BACA JUGA: 38 Kontingen Provinsi Meriahkan Karnaval Budaya Pesparawi Nasional XIV di Manokwari
Di tempat yang sarat nilai sejarah bagi perkembangan Kekristenan di Tanah Papua itu, Dewan Juri dan Tim Totalisator Pesparawi Nasional XIV resmi dikukuhkan. Prosesi tersebut bukan sekadar agenda seremonial, melainkan penanda kesiapan seluruh perangkat pelaksanaan untuk menyukseskan perhelatan rohani terbesar di Indonesia.
Pengukuhan yang dirangkaikan dengan Gala Dinner menjadi ruang perjumpaan bagi para penyelenggara, delegasi, dan tamu undangan dari berbagai daerah. Dalam suasana penuh keakraban, mereka dipersatukan oleh satu semangat yang sama, yakni menghadirkan Pesparawi sebagai wadah pelayanan, pujian, dan kesaksian iman.

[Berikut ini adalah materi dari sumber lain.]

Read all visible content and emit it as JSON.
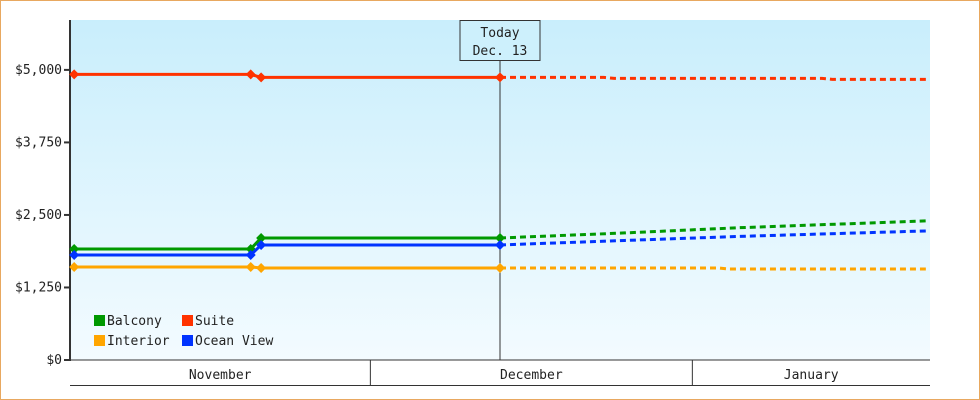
{
  "chart_data": {
    "type": "line",
    "title": "",
    "xlabel": "",
    "ylabel": "",
    "ylim": [
      0,
      5860
    ],
    "xlim": [
      "Nov 2",
      "Jan 23"
    ],
    "grid": false,
    "legend_position": "bottom-left",
    "y_ticks": [
      "$0",
      "$1,250",
      "$2,500",
      "$3,750",
      "$5,000"
    ],
    "y_tick_values": [
      0,
      1250,
      2500,
      3750,
      5000
    ],
    "x_month_labels": [
      "November",
      "December",
      "January"
    ],
    "today_marker": {
      "line1": "Today",
      "line2": "Dec. 13",
      "date": "Dec 13"
    },
    "series": [
      {
        "name": "Balcony",
        "color": "#009900",
        "actual": [
          [
            "Nov 2",
            1914
          ],
          [
            "Nov 19",
            1914
          ],
          [
            "Nov 20",
            2103
          ],
          [
            "Dec 13",
            2103
          ]
        ],
        "forecast": [
          [
            "Dec 13",
            2103
          ],
          [
            "Dec 25",
            2190
          ],
          [
            "Jan 5",
            2280
          ],
          [
            "Jan 23",
            2397
          ]
        ]
      },
      {
        "name": "Suite",
        "color": "#ff3300",
        "actual": [
          [
            "Nov 2",
            4922
          ],
          [
            "Nov 19",
            4922
          ],
          [
            "Nov 20",
            4871
          ],
          [
            "Dec 13",
            4871
          ]
        ],
        "forecast": [
          [
            "Dec 13",
            4871
          ],
          [
            "Dec 23",
            4871
          ],
          [
            "Dec 24",
            4853
          ],
          [
            "Jan 13",
            4853
          ],
          [
            "Jan 14",
            4836
          ],
          [
            "Jan 23",
            4836
          ]
        ]
      },
      {
        "name": "Interior",
        "color": "#ffa500",
        "actual": [
          [
            "Nov 2",
            1603
          ],
          [
            "Nov 19",
            1603
          ],
          [
            "Nov 20",
            1586
          ],
          [
            "Dec 13",
            1586
          ]
        ],
        "forecast": [
          [
            "Dec 13",
            1586
          ],
          [
            "Jan 3",
            1586
          ],
          [
            "Jan 4",
            1569
          ],
          [
            "Jan 23",
            1569
          ]
        ]
      },
      {
        "name": "Ocean View",
        "color": "#0033ff",
        "actual": [
          [
            "Nov 2",
            1810
          ],
          [
            "Nov 19",
            1810
          ],
          [
            "Nov 20",
            1983
          ],
          [
            "Dec 13",
            1983
          ]
        ],
        "forecast": [
          [
            "Dec 13",
            1983
          ],
          [
            "Dec 25",
            2060
          ],
          [
            "Jan 5",
            2130
          ],
          [
            "Jan 23",
            2224
          ]
        ]
      }
    ]
  }
}
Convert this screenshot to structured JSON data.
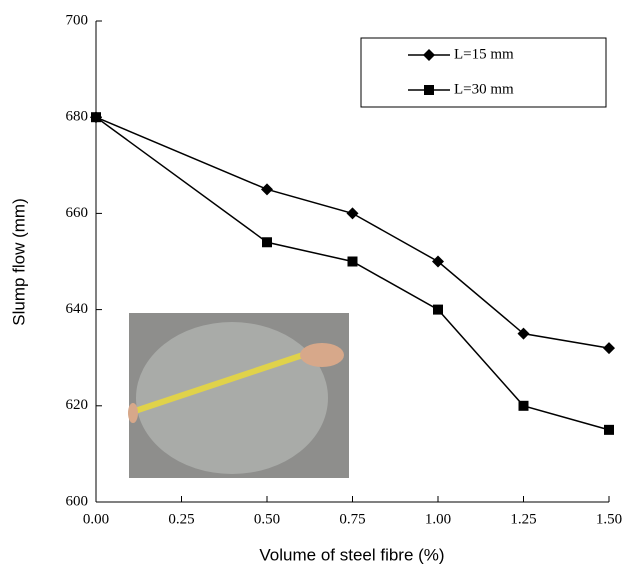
{
  "chart_data": {
    "type": "line",
    "x_label": "Volume of steel fibre (%)",
    "y_label": "Slump flow (mm)",
    "x": [
      0,
      0.5,
      0.75,
      1.0,
      1.25,
      1.5
    ],
    "series": [
      {
        "name": "L=15 mm",
        "color": "#000000",
        "marker": "diamond",
        "values": [
          680,
          665,
          660,
          650,
          635,
          632
        ]
      },
      {
        "name": "L=30 mm",
        "color": "#000000",
        "marker": "square",
        "values": [
          680,
          654,
          650,
          640,
          620,
          615
        ]
      }
    ],
    "xlim": [
      0,
      1.5
    ],
    "xticks": [
      {
        "value": 0,
        "label": "0.00"
      },
      {
        "value": 0.25,
        "label": "0.25"
      },
      {
        "value": 0.5,
        "label": "0.50"
      },
      {
        "value": 0.75,
        "label": "0.75"
      },
      {
        "value": 1.0,
        "label": "1.00"
      },
      {
        "value": 1.25,
        "label": "1.25"
      },
      {
        "value": 1.5,
        "label": "1.50"
      }
    ],
    "ylim": [
      600,
      700
    ],
    "yticks": [
      600,
      620,
      640,
      660,
      680,
      700
    ],
    "grid": false,
    "legend": "upper right"
  }
}
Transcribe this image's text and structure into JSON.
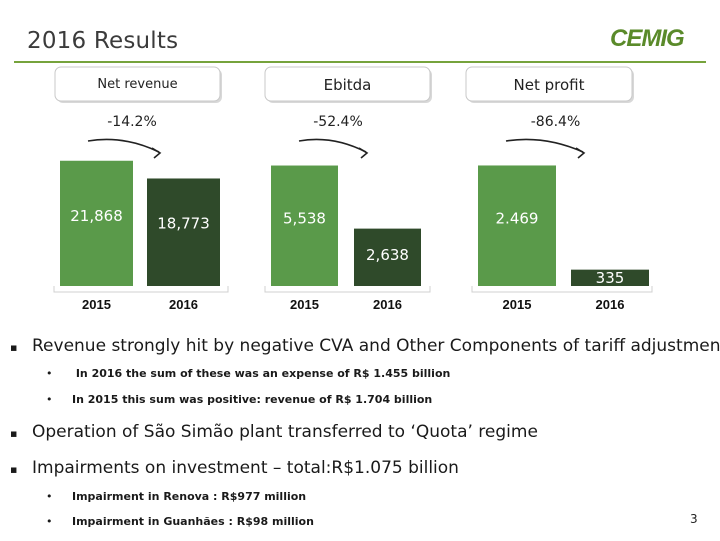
{
  "slide": {
    "title": "2016 Results",
    "page_number": "3",
    "logo_text": "CEMIG"
  },
  "colors": {
    "bar_2015": "#5a9a4a",
    "bar_2016": "#2f4a2a",
    "accent": "#76a33c"
  },
  "chart_data": [
    {
      "type": "bar",
      "title": "Net revenue",
      "change": "-14.2%",
      "categories": [
        "2015",
        "2016"
      ],
      "values": [
        21868,
        18773
      ],
      "value_labels": [
        "21,868",
        "18,773"
      ],
      "ylim": [
        0,
        22000
      ]
    },
    {
      "type": "bar",
      "title": "Ebitda",
      "change": "-52.4%",
      "categories": [
        "2015",
        "2016"
      ],
      "values": [
        5538,
        2638
      ],
      "value_labels": [
        "5,538",
        "2,638"
      ],
      "ylim": [
        0,
        5700
      ]
    },
    {
      "type": "bar",
      "title": "Net profit",
      "change": "-86.4%",
      "categories": [
        "2015",
        "2016"
      ],
      "values": [
        2469,
        335
      ],
      "value_labels": [
        "2.469",
        "335"
      ],
      "ylim": [
        0,
        2540
      ]
    }
  ],
  "bullets": [
    {
      "level": 1,
      "text": "Revenue strongly hit by negative CVA and Other Components of tariff adjustment"
    },
    {
      "level": 2,
      "text": " In 2016 the sum of these was an expense of R$ 1.455 billion"
    },
    {
      "level": 2,
      "text": "In 2015 this sum was positive:     revenue of  R$ 1.704 billion"
    },
    {
      "level": 1,
      "text": "Operation of São Simão plant transferred to ‘Quota’ regime"
    },
    {
      "level": 1,
      "text": "Impairments on investment – total:R$1.075 billion"
    },
    {
      "level": 2,
      "text": "Impairment in Renova :  R$977 million"
    },
    {
      "level": 2,
      "text": "Impairment in Guanhães : R$98 million"
    }
  ]
}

Di balik kemeriahan acara, tersimpan tanggung jawab besar yang akan diemban para Dewan Juri dan Tim Totalisator. Mereka menjadi garda terdepan dalam memastikan seluruh proses penilaian berlangsung objektif, profesional, dan transparan.
Keberadaan Dewan Juri memiliki peran strategis dalam menjaga kualitas kompetisi, sementara Tim Totalisator bertugas memastikan setiap hasil penilaian dihitung dan diverifikasi secara akurat. Keduanya menjadi fondasi penting bagi kredibilitas pelaksanaan Pesparawi Nasional XIV yang akan mempertemukan peserta dari 38 provinsi di Indonesia.

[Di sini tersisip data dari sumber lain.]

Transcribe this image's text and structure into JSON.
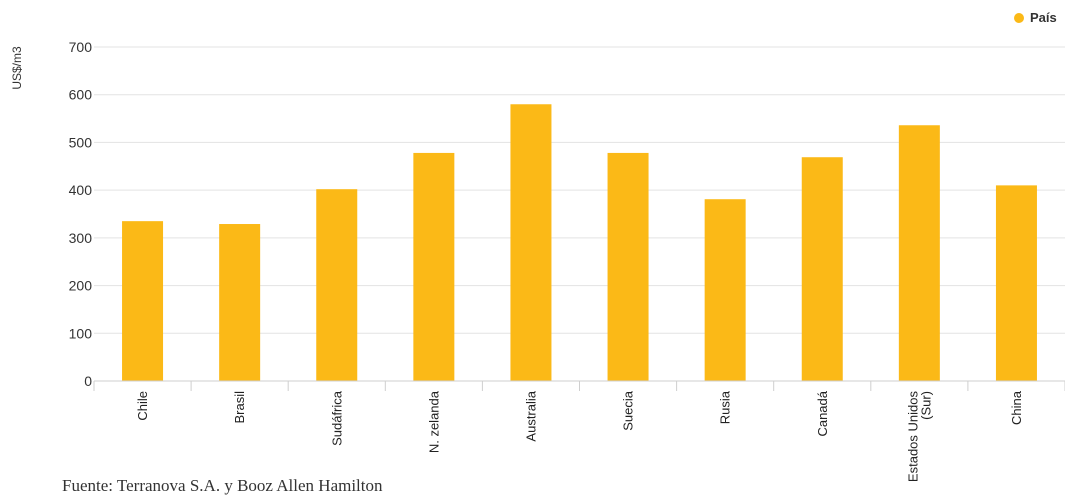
{
  "chart_data": {
    "type": "bar",
    "categories": [
      "Chile",
      "Brasil",
      "Sudáfrica",
      "N. zelanda",
      "Australia",
      "Suecia",
      "Rusia",
      "Canadá",
      "Estados Unidos (Sur)",
      "China"
    ],
    "category_lines": [
      [
        "Chile"
      ],
      [
        "Brasil"
      ],
      [
        "Sudáfrica"
      ],
      [
        "N. zelanda"
      ],
      [
        "Australia"
      ],
      [
        "Suecia"
      ],
      [
        "Rusia"
      ],
      [
        "Canadá"
      ],
      [
        "Estados Unidos",
        "(Sur)"
      ],
      [
        "China"
      ]
    ],
    "series": [
      {
        "name": "País",
        "values": [
          335,
          329,
          402,
          478,
          580,
          478,
          381,
          469,
          536,
          410
        ]
      }
    ],
    "ylabel": "US$/m3",
    "ylim": [
      0,
      700
    ],
    "yticks": [
      0,
      100,
      200,
      300,
      400,
      500,
      600,
      700
    ],
    "grid": true,
    "legend_position": "top-right",
    "bar_color": "#FBB917"
  },
  "source": "Fuente: Terranova S.A. y Booz Allen Hamilton"
}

Malam itu, nuansa Papua begitu terasa. Sentuhan budaya lokal yang ditampilkan dalam rangkaian Gala Dinner menghadirkan suasana hangat sekaligus memperlihatkan kekayaan tradisi yang dimiliki Papua Barat sebagai tuan rumah.

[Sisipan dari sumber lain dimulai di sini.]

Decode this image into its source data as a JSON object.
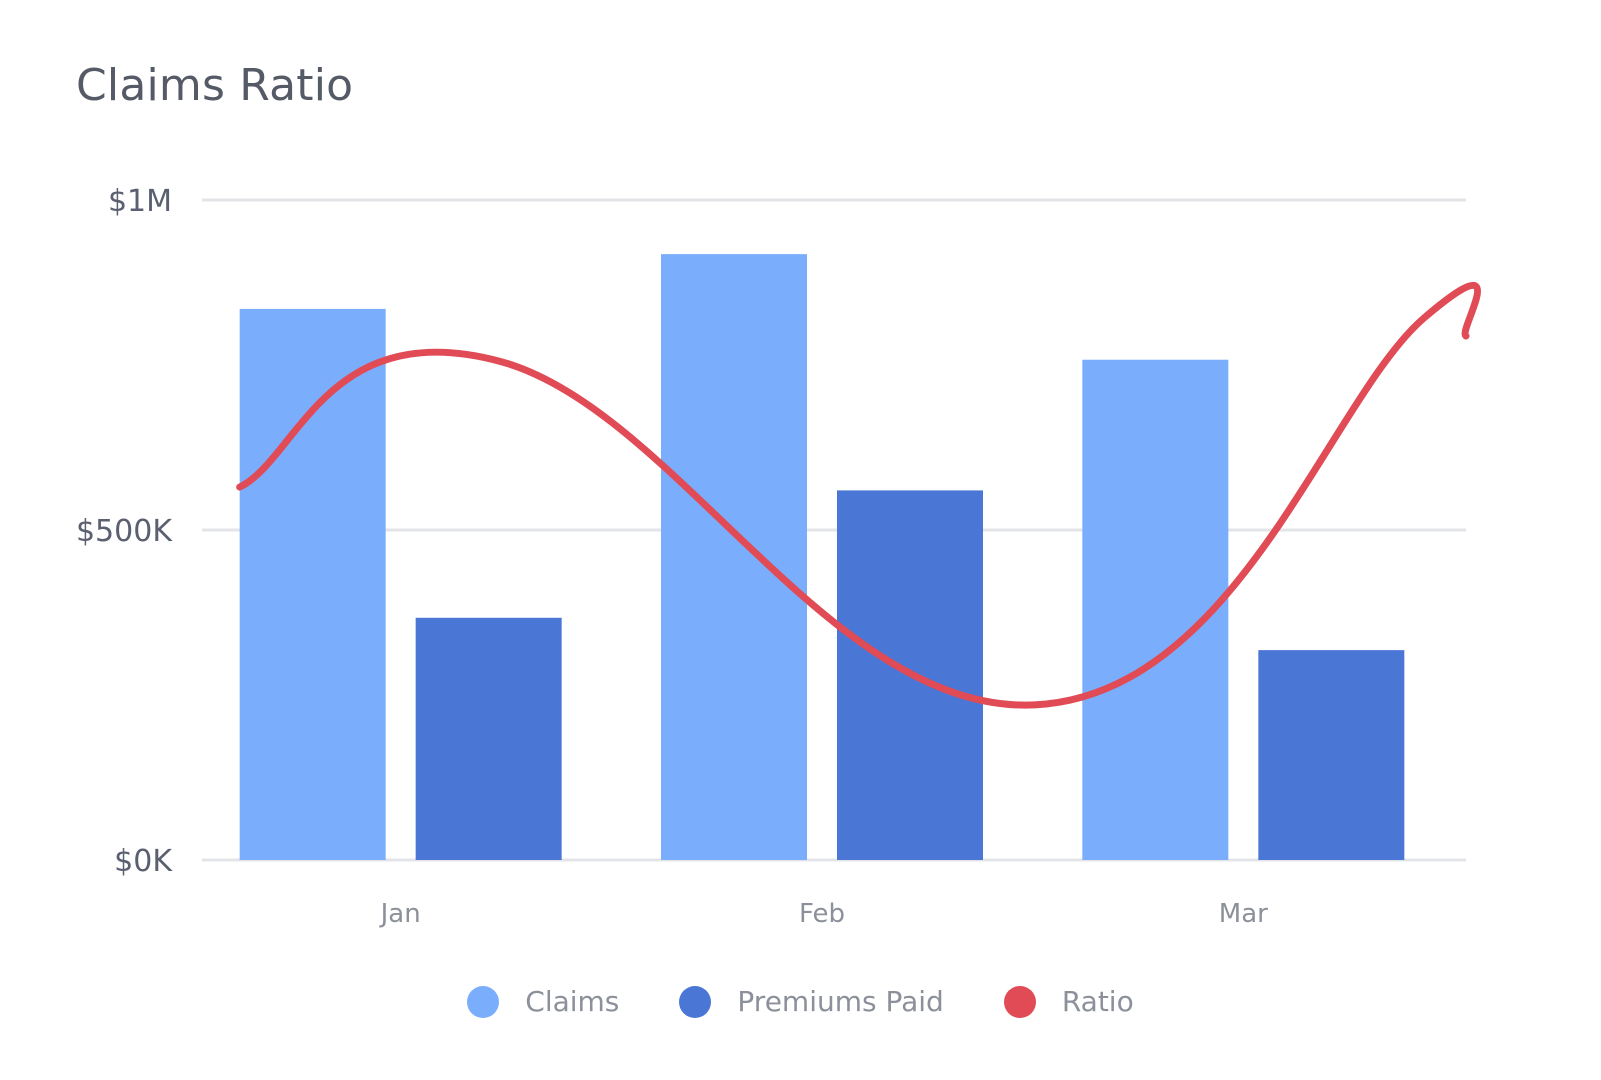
{
  "title": "Claims Ratio",
  "colors": {
    "claims": "#7aaefc",
    "premiums": "#4a76d6",
    "ratio": "#e04b55",
    "grid": "#e3e4e8"
  },
  "legend": [
    {
      "label": "Claims",
      "color_key": "claims"
    },
    {
      "label": "Premiums Paid",
      "color_key": "premiums"
    },
    {
      "label": "Ratio",
      "color_key": "ratio"
    }
  ],
  "chart_data": {
    "type": "bar",
    "title": "Claims Ratio",
    "categories": [
      "Jan",
      "Feb",
      "Mar"
    ],
    "y_ticks": [
      "$0K",
      "$500K",
      "$1M"
    ],
    "y_tick_values": [
      0,
      500000,
      1000000
    ],
    "ylim": [
      0,
      1000000
    ],
    "grid": true,
    "legend_position": "bottom",
    "series": [
      {
        "name": "Claims",
        "type": "bar",
        "values": [
          835000,
          918000,
          758000
        ]
      },
      {
        "name": "Premiums Paid",
        "type": "bar",
        "values": [
          367000,
          560000,
          318000
        ]
      },
      {
        "name": "Ratio",
        "type": "line",
        "smooth": true,
        "points": [
          {
            "x": "Jan start",
            "value": 565000
          },
          {
            "x": "Jan-Feb",
            "value": 755000
          },
          {
            "x": "Feb-Mar",
            "value": 235000
          },
          {
            "x": "Mar end",
            "value": 800000
          }
        ]
      }
    ]
  }
}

Bagi para tamu dari berbagai daerah, penyambutan tersebut menjadi pengalaman tersendiri. Papua tidak hanya hadir sebagai lokasi penyelenggaraan, tetapi juga sebagai ruang perjumpaan budaya yang memperlihatkan keragaman, keramahan, dan semangat persaudaraan masyarakatnya.
Pesparawi Nasional XIV sendiri memiliki makna yang jauh melampaui kompetisi paduan suara gerejawi. Kegiatan ini menjadi ruang mempererat hubungan antardaerah, memperkuat nilai toleransi, serta meneguhkan persatuan bangsa di tengah keberagaman suku, budaya, dan bahasa.
Manokwari, yang dikenal sebagai Kota Injil, kembali menjadi saksi berkumpulnya anak-anak bangsa dari berbagai penjuru Indonesia. Mereka datang membawa identitas daerah masing-masing, namun dipersatukan oleh semangat pelayanan dan pujian kepada Tuhan.
Dengan dikukuhkannya Dewan Juri dan Tim Totalisator, satu tahapan penting menuju Pesparawi Nasional XIV telah dilalui. Di bawah langit Mansinam yang tenang, harapan untuk menghadirkan penyelenggaraan yang sukses, bermartabat, dan berintegritas semakin menguat.
Dari Tanah Papua, semangat persaudaraan itu kembali dipancarkan kepada Indonesia bahwa perbedaan bukanlah sekat, melainkan kekayaan yang dapat dirajut menjadi harmoni dalam pelayanan, budaya, dan kebersamaan. [*].